The Top Comments Of 2021 For Insightful & Funny Votes Combined
As noted, there was no overlap between the two individual category winners and the winners on the leaderboard for the combination of Insightful and Funny votes. This happened once before in 2019, but this time we're going to go ahead and feature all three of the combined winners in full. In first place, it's Bloof on our January post about social media trails making it easy to identify people who stormed the Capitol, with a comment about the incident in general:
Voter fraud that only happened in the parts of the ballots and the states that went against Trump, not the house and senate races where an unassailable democratic majority would be incredibly useful, only the top ticket featuring a massively unpopular republican candidate. Voter fraud so cunning that it only happened in cities filled with minorities among whom Trump is about as beloved as porcupine skin toilet paper. Voter fraud so cunning it somehow managed to happen in places where republicans controlled the elections. Voter fraud so cunning the Trump team have been unable to present any evidence of it whatsoever and had their legal teams back down the moment any judged asked them for actual proof because they don't fancy parroting the same lies they vomit on TV in a place where there'll be consequences for lying. Voter fraud so cunning that republican donors are suing the groups they funded that claimed they're able to prove it happened, for not being, in fact, able to prove anything. Voter fraud so cunning even the most hyper partisan right wing 'news' outlets like Fox and Newsmax issued on multiple on air retractions the moment the election machine companies got the lawyers involved because their stories were based on 4chan posts and the say so of the son of the guy who runs notorious pedophile and Qanon hangout, 8kun.

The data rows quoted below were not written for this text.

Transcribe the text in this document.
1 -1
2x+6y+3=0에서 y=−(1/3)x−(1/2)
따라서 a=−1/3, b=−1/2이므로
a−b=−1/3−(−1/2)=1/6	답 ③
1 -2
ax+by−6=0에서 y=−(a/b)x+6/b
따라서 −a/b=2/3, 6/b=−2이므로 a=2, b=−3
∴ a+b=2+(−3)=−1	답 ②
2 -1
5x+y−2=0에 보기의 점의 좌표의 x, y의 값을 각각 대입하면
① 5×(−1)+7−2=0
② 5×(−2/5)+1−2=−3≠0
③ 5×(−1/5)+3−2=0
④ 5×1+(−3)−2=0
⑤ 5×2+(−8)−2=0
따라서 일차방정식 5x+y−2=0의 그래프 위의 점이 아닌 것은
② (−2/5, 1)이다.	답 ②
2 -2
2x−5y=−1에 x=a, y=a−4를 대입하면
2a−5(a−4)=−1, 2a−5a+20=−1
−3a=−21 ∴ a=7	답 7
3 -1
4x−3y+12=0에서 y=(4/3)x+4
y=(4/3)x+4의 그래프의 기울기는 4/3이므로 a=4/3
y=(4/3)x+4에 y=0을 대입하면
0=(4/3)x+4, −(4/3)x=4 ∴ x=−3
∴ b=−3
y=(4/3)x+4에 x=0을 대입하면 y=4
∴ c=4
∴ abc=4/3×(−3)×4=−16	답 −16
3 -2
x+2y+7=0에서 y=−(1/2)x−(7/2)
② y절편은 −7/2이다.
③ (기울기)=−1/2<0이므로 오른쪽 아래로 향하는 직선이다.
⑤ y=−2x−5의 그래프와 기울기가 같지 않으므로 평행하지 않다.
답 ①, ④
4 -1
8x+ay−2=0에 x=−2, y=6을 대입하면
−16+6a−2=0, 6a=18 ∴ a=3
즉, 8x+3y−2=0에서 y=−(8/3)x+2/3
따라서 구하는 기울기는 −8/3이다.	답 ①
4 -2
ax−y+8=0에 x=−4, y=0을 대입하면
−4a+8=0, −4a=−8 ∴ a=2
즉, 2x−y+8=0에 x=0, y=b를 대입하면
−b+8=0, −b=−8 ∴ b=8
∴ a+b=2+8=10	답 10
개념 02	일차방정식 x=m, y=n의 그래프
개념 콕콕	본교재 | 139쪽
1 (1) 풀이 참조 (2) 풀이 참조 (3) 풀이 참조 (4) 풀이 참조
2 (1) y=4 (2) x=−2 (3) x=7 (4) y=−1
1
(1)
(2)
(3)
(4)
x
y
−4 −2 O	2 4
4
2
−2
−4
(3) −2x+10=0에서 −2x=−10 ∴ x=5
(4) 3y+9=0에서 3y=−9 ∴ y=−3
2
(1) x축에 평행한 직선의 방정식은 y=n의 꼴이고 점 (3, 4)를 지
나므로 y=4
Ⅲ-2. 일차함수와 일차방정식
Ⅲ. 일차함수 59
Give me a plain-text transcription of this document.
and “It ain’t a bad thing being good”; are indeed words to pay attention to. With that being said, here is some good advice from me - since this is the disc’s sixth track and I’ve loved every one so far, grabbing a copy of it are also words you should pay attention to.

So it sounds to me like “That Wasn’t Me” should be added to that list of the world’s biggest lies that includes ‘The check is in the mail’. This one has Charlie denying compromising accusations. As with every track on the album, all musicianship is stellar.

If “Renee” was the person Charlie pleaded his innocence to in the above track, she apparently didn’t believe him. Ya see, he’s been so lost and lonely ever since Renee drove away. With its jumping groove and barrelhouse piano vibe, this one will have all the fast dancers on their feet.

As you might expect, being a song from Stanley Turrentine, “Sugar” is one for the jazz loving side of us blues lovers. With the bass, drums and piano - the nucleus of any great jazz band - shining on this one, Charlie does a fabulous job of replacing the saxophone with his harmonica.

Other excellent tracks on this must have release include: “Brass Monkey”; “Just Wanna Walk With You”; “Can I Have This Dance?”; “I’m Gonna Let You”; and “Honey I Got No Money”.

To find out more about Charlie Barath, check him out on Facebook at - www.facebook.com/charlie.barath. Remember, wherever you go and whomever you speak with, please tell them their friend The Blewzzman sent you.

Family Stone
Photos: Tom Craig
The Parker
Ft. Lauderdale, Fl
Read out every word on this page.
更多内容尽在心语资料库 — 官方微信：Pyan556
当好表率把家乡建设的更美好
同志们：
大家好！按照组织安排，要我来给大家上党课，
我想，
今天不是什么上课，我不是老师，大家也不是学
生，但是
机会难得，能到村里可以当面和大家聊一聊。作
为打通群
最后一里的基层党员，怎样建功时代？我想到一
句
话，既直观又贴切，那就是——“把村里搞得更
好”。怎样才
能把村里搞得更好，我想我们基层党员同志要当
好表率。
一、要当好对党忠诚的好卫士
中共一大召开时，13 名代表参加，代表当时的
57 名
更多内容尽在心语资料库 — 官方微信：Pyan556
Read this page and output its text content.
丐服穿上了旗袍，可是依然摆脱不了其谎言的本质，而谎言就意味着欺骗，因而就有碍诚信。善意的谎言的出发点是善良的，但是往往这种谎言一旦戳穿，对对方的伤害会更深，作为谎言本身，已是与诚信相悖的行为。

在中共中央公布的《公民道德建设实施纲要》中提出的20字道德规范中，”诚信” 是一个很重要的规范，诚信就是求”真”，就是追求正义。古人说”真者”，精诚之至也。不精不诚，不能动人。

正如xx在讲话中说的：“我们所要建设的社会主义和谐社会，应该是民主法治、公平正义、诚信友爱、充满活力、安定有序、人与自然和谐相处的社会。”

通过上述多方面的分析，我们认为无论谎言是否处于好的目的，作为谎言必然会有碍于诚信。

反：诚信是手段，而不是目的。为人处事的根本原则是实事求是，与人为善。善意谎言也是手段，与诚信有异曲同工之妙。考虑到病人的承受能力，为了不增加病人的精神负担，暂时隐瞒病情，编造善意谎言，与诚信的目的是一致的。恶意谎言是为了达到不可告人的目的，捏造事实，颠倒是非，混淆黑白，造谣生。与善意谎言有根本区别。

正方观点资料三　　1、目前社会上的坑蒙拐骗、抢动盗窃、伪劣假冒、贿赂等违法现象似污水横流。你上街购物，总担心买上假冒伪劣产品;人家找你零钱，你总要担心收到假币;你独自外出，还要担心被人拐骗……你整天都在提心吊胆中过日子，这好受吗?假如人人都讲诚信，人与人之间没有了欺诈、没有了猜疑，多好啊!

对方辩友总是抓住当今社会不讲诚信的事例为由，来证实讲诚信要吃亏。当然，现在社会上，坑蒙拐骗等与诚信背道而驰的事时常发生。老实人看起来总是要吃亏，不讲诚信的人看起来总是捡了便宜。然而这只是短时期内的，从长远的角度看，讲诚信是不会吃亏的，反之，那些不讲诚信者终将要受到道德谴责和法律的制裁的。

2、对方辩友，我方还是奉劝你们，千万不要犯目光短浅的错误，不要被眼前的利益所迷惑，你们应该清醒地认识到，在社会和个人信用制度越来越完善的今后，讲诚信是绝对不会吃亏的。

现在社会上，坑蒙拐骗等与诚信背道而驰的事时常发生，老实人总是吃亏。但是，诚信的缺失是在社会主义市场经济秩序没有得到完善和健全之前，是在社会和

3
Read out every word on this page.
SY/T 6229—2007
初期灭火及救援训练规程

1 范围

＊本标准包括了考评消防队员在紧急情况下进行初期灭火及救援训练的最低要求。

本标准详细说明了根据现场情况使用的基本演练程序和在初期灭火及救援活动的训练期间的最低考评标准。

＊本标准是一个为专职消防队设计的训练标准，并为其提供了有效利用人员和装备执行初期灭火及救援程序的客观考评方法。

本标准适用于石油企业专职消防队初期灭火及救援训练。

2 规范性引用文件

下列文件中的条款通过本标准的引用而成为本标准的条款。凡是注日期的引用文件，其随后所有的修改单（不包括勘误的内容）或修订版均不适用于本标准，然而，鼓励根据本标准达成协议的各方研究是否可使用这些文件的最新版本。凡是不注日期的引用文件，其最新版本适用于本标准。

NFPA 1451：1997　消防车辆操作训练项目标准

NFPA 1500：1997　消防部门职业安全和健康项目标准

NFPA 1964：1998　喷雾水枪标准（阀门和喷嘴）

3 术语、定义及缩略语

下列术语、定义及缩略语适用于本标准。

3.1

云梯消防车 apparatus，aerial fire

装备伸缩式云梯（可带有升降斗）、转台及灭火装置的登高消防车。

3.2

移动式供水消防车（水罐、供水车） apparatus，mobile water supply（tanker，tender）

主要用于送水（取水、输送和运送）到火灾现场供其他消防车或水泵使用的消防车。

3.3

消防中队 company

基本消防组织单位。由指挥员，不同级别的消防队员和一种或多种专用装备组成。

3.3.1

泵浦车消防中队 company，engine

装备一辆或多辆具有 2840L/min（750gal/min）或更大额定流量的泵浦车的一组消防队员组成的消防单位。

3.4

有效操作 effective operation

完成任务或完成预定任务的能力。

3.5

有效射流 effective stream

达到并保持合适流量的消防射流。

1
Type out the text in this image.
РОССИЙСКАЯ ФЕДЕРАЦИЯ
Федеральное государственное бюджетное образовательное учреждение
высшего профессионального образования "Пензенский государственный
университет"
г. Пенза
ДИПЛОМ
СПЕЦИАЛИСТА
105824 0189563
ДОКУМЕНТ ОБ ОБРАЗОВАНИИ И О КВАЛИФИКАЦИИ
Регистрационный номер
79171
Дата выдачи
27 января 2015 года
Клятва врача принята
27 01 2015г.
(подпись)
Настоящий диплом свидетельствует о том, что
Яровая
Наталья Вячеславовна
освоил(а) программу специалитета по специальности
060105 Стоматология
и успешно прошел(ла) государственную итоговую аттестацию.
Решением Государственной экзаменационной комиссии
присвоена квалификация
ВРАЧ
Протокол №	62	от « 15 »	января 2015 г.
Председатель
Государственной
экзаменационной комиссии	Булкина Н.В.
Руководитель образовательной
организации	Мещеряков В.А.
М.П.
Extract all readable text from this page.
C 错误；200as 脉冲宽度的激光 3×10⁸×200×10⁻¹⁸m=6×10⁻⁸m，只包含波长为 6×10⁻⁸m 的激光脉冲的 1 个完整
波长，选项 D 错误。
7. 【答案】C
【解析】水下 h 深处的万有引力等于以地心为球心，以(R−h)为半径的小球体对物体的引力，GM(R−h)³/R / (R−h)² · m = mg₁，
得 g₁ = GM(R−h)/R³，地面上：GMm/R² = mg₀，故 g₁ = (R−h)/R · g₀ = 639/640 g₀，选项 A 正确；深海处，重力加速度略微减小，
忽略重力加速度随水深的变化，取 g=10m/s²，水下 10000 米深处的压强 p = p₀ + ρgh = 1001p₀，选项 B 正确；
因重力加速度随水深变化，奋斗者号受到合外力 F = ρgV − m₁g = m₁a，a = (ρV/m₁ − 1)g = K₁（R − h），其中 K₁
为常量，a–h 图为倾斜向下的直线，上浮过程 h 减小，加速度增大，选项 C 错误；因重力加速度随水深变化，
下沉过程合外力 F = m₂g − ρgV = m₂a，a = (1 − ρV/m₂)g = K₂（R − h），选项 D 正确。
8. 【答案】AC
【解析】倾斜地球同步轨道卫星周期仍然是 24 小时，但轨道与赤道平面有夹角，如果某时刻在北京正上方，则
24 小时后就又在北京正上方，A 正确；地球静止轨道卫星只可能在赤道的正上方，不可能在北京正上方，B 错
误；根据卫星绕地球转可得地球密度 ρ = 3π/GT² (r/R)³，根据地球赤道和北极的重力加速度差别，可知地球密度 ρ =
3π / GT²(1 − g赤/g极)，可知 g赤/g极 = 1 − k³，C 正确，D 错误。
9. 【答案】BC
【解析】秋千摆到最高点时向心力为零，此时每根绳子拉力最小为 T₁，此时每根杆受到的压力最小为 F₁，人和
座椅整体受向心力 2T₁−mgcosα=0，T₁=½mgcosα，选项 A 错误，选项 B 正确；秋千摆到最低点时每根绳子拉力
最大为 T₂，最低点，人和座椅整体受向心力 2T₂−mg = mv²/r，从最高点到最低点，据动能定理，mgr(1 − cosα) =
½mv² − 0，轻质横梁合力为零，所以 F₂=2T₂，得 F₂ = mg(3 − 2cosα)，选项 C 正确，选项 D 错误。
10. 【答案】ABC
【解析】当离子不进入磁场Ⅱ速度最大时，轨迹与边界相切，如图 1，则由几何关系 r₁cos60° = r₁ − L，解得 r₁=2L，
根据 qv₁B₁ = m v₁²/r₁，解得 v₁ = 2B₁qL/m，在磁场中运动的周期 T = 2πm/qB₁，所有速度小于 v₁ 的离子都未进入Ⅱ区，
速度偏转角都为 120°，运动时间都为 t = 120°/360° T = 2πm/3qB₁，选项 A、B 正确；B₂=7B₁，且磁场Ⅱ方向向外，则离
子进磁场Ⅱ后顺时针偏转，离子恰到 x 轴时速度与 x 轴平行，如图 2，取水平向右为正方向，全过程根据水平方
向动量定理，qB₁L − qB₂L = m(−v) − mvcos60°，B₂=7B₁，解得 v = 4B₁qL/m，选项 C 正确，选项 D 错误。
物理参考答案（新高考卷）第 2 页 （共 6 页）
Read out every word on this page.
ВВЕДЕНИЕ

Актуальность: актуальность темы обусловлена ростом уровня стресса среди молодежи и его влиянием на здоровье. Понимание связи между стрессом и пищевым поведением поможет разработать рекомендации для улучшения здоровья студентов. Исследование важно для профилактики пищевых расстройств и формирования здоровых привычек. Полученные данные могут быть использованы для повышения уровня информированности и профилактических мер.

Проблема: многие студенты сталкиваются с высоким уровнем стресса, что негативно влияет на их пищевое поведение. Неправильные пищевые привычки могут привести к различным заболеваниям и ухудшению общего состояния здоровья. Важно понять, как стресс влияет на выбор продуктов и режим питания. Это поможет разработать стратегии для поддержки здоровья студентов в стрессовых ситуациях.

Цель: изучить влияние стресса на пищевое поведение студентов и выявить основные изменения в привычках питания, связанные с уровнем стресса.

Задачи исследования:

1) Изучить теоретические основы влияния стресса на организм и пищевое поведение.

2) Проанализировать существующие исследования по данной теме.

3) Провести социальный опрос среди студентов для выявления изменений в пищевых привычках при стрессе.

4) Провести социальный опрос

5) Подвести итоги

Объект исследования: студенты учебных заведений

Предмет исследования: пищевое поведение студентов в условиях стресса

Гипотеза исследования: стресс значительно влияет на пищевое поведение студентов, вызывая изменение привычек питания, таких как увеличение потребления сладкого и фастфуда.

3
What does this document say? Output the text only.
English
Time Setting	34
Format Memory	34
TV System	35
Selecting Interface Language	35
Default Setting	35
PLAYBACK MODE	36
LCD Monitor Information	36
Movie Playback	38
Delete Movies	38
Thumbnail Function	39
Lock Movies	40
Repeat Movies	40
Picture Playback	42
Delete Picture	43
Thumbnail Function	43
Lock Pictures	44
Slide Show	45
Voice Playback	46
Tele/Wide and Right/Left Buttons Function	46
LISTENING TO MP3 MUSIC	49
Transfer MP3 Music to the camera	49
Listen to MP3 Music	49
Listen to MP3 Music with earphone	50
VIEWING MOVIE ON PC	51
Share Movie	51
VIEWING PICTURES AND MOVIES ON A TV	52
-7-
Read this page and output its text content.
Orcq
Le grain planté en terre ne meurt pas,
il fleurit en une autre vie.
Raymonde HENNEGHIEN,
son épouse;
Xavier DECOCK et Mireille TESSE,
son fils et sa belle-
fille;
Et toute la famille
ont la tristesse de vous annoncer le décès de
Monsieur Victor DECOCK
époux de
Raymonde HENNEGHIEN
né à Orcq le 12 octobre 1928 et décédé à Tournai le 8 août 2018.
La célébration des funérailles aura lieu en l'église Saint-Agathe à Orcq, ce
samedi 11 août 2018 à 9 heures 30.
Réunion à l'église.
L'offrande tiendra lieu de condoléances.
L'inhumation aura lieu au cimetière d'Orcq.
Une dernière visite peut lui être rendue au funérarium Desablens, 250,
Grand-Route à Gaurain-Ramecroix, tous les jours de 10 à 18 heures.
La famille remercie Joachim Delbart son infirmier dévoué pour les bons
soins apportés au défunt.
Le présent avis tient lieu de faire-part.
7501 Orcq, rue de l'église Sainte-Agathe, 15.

They have no evidence, there is no evidence, it did not happen and screaming and committing acts of terrorism will not make your far right fever dreams of fraud and persecution into a reality. They had ample opportunity to present evidence in front of friendly TV hosts like Tucker Carlson, as well as judge after judge after judge, some of which were appointed by Trump himself and they showed nothing and their cases were rejected every single time.
It is clear to everyone with even a lick of common sense that the people parroting these lies are so full of sh*t even the Trump gutted EPA would consider them for a potential superfund site.
In second place, it's an anonymous commenter on our post in February about Tennessee politicians asking colleges to forbid students from kneeling during the national anthem, with a comment about some people's concepts of freedom:
"The flag represents freedom...No, not that freedom...No, not that one either...Okay, okay. The flag represents our freedom to tell you what to do when you participate in our most holy religion: college sportsball."
Finally, in third place, it's one more anonymous commenter, this time on our July post about a judge ordering the removal of "Fuck Biden" lawn signs. The comment is a simple callback to a rather similar legal decision that demonstrated a much better understanding of free speech:
Fuck cheer
And with that, we're all done for 2021. A huge thanks to all our commenters, who keep supplying great material for these weekly and yearly posts — keep it coming in 2022!